Occult practice is rarely presented accurately on film, which typically regurgitates tropes from previous movies as well as imagery culled from various Satanic Panic clichés. So it’s all the more surprising that A Dark Song — writer/director Liam Gavin’s 2016 debut — not only tells a compelling and atmospheric tale that waffles effectively between psychological thriller and supernatural horror but also manages to capture some of the detail and essence of actual occultism.
Sophia (Catherine Walker, in a truly stunning performance) is a woman still reeling from the death of her child several years before. Tortured by grief and anger to the point of all-consuming misery, she seeks out the services of Mr. Solomon (the appropriately acerbic Steve Orem), a weathered, withered occultist who has seen too much and is himself drowning in bitterness. They attempt to undertake the magick ritual of Abramelin, an intense working that involves a torturous amount of physical, emotional, mental, and spiritual discipline. Sophia hopes to summon her Holy Guardian Angel so that she might ask to see her deceased son again, and in exchange for Solomon’s services, he will also be granted any wish he chooses. As the two enter a months-long seclusion in the Welsh countryside — and as a stranger and stranger phenomena begin to occur — serious questions arise about Sophia and Solomon’s respective intentions.
More or less a two-person play taking place in one setting, A Dark Song is thankfully short on shock cuts, excessive gore, and night vision glimpses of ghostly manifestations. Instead, the scares here are achieved through mood and suggestion, with Ray Harman’s minimalistic but unsettling score occasionally enhancing the creepiness, while other moments are punctuated with quiet. (One memorable scene involving the sound of someone banging on a door has no music at all and is possibly the scariest thing I’ve watched in years).
A large portion of the film hinges on whether Solomon is a genuine mystic or a sadistic con artist merely driving Sophia insane. This uncertainty gives the movie a paranoid charge that renders virtually every scene disturbing to some degree. Walker and Orem are tasked with anchoring the entire movie, particularly as the proceedings grow more fantastic, and both actors do just that, a true feat considering that these characters are so broken that, at times, neither is particularly likable.
The look of the film harkens back to John Carpenter’s use of widescreen to capture intimate as opposed to epic horror, a juxtaposition that has recently found renewed popularity in such movies as The Void, The Hateful Eight, and the underappreciated The Lords of Salem, and is employed almost perfectly here. Cinematographer Cathal Watters lingers upon the moors and hills of the countryside, the mazelike hallways of the rented rural house, and the property’s verdant adjacent pond, treating each with an ethereal, almost religious reverence.

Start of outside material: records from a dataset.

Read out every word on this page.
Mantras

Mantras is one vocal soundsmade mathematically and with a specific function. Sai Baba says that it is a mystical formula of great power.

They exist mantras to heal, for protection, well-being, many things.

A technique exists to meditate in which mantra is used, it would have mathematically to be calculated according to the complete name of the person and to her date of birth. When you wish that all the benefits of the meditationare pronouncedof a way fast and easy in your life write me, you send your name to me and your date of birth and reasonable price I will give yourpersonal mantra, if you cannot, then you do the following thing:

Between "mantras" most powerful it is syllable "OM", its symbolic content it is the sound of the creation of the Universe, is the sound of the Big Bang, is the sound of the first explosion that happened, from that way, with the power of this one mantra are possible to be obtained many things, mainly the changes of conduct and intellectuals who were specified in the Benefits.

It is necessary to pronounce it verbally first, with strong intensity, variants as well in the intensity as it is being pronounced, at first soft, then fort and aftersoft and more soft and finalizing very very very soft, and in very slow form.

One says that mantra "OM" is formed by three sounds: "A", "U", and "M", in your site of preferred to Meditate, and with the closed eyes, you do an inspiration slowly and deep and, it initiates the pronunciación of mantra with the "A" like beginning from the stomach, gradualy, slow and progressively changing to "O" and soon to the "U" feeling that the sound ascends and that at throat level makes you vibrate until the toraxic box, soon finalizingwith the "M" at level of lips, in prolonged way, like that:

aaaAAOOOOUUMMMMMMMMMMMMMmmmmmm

The ritual portrayed here is very much real, and the tools and symbols utilized by Solomon will be familiar to any practicing occultist. That being said, there is, of course, a fair amount of artistic license taken. Attaining the presence of one’s Holy Guardian Angel is a goal in several occult traditions—and typically a significant rite of passage — but it doesn’t always demand sequestering yourself for six to eight months. (Otherwise, many magicians would not have jobs, families, or even electricity). And Gavin’s take on the material is more Catholic and medieval, rejecting the approach of modern magick circles, which view these concepts not as literal Judeo-Christian angels and demons but as aspects of the Self. (A line of dialogue early in the film has Solomon specifically dismissing the latter view).
Indeed, the story reaches a conclusion that one could argue is more Catholic than anything, yet it works despite all the occult shenanigans preceding it. Without giving away the film’s dramatic shift in its final act, the ending offers something surprisingly beautiful and haunting, not entirely losing the spookiness but still striking a note of awe.
A Dark Song is many things: a moving portrait of two lost people helping each other through the darkness, a deeply frightening haunted house tale, and a treatise on the possibility of the miraculous. It is also one of the best horror films of the last decade.